同サービスを提供するチームには60人ほど属しており、これまでに銀行、保険、ゲーム会社などにサービスを提供したが、侵入を発見されたケースはゼロだという。
レッド・チーミングの大まかな手順はこうだ。何らかの方法でその企業のIDカードのコピーするとともにキーコードを入手して、そのカードを用いて侵入する。その後、フィッシングメールを送信したり、Wi-FiのゲストIDを窃取、ネットワークを攻撃したりと、さまざまな攻撃を仕掛ける。
「1通のフィッシングメールにおいて、27%~40%の人がパスワードを入力し、さらに電話で入力を促すと80%まで入力率が上がる」とトゥオミ氏。
これまで、1年間に1億7000万の予算をSoCに割いている企業に侵入し、攻撃をしかけたところ、その企業のSoCは何も見つけることはできなかったという。
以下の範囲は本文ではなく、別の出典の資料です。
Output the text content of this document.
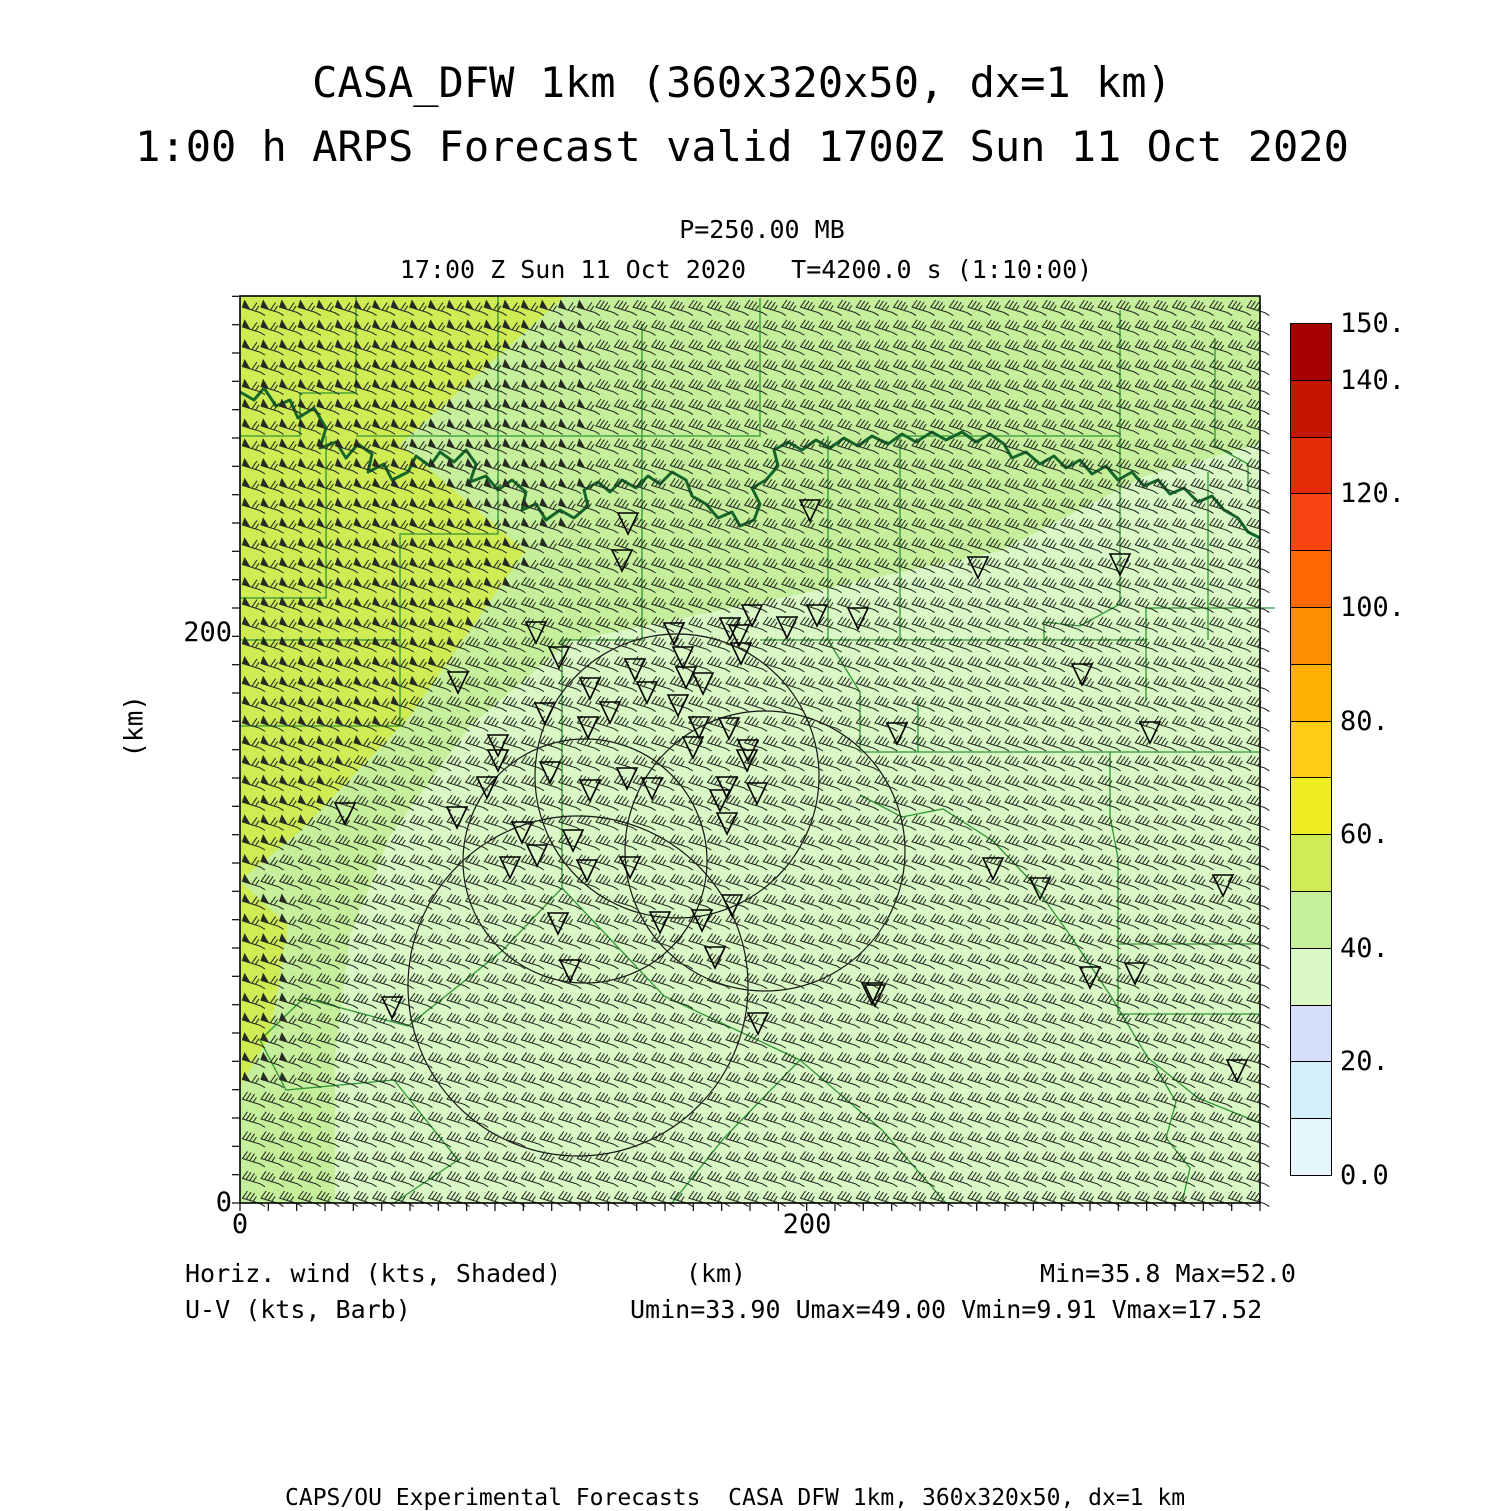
CASA_DFW 1km (360x320x50, dx=1 km)
1:00 h ARPS Forecast valid 1700Z Sun 11 Oct 2020
P=250.00 MB
17:00 Z Sun 11 Oct 2020   T=4200.0 s (1:10:00)
200
0
(km)
0	200
150.
140.
120.
100.
80.
60.
40.
20.
0.0
Horiz. wind (kts, Shaded)
U-V (kts, Barb)
(km)	Min=35.8 Max=52.0
Umin=33.90 Umax=49.00 Vmin=9.91 Vmax=17.52
CAPS/OU Experimental Forecasts  CASA DFW 1km, 360x320x50, dx=1 km
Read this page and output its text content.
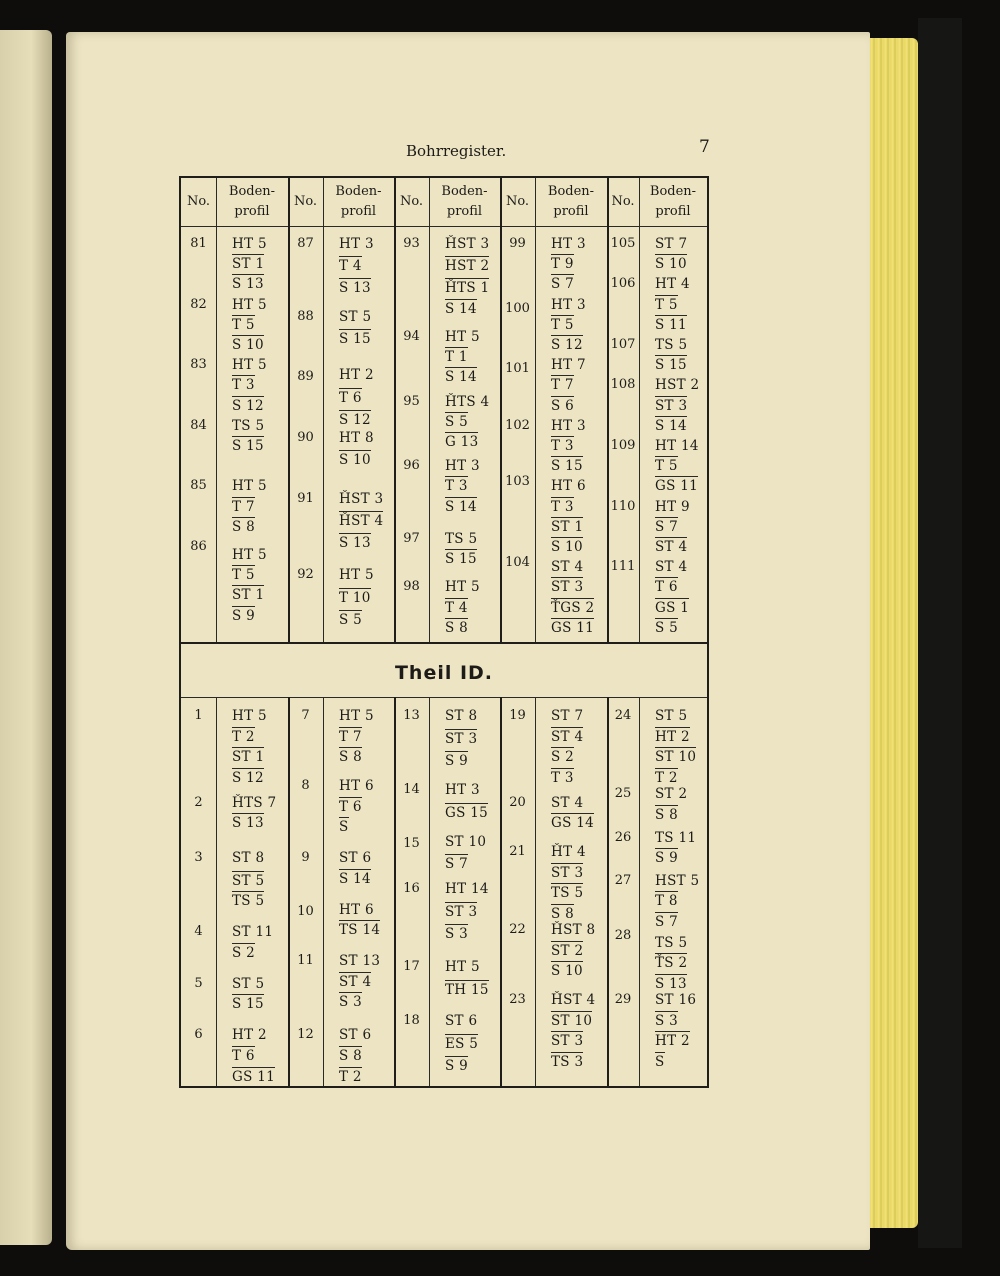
Bohrregister.	7
No.
Boden-
profil
No.
Boden-
profil
No.
Boden-
profil
No.
Boden-
profil
No.
Boden-
profil
Theil ID.
81
82
83
84
85
86
HT 5
ST 1
S 13
HT 5
T 5
S 10
HT 5
T 3
S 12
TS 5
S 15
HT 5
T 7
S 8
HT 5
T 5
ST 1
S 9
87
88
89
90
91
92
HT 3
T 4
S 13
ST 5
S 15
HT 2
T 6
S 12
HT 8
S 10
ȞST 3
ȞST 4
S 13
HT 5
T 10
S 5
93
94
95
96
97
98
ȞST 3
HST 2
ȞTS 1
S 14
HT 5
T 1
S 14
ȞTS 4
S 5
G 13
HT 3
T 3
S 14
TS 5
S 15
HT 5
T 4
S 8
99
100
101
102
103
104
HT 3
T 9
S 7
HT 3
T 5
S 12
HT 7
T 7
S 6
HT 3
T 3
S 15
HT 6
T 3
ST 1
S 10
ST 4
ST 3
ŤGS 2
GS 11
105
106
107
108
109
110
111
ST 7
S 10
HT 4
T 5
S 11
TS 5
S 15
HST 2
ST 3
S 14
HT 14
T 5
GS 11
HT 9
S 7
ST 4
ST 4
T 6
GS 1
S 5
1
2
3
4
5
6
HT 5
T 2
ST 1
S 12
ȞTS 7
S 13
ST 8
ST 5
TS 5
ST 11
S 2
ST 5
S 15
HT 2
T 6
GS 11
7
8
9
10
11
12
HT 5
T 7
S 8
HT 6
T 6
S
ST 6
S 14
HT 6
TS 14
ST 13
ST 4
S 3
ST 6
S 8
T 2
13
14
15
16
17
18
ST 8
ST 3
S 9
HT 3
GS 15
ST 10
S 7
HT 14
ST 3
S 3
HT 5
TH 15
ST 6
ES 5
S 9
19
20
21
22
23
ST 7
ST 4
S 2
T 3
ST 4
GS 14
ȞT 4
ST 3
TS 5
S 8
ȞST 8
ST 2
S 10
ȞST 4
ST 10
ST 3
TS 3
24
25
26
27
28
29
ST 5
HT 2
ST 10
T 2
ST 2
S 8
TS 11
S 9
HST 5
T 8
S 7
TS 5
ŤS 2
S 13
ST 16
S 3
HT 2
S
トゥオミ氏は、SoCがレッド・チーミングの攻撃を発見できない理由について、「SoCは主に外からの攻撃を見ており、内部からの攻撃は見ていないから」と指摘する。これまで、世界各地で企業の内部の人間による情報漏洩事件が起きているにもかかわらず、いまだその対応は進んでいないようだ。
ヨーロッパでは提供が始まっているレッド・チーミングだが、国内でも今年の前半にはリリースが予定されているそうだ。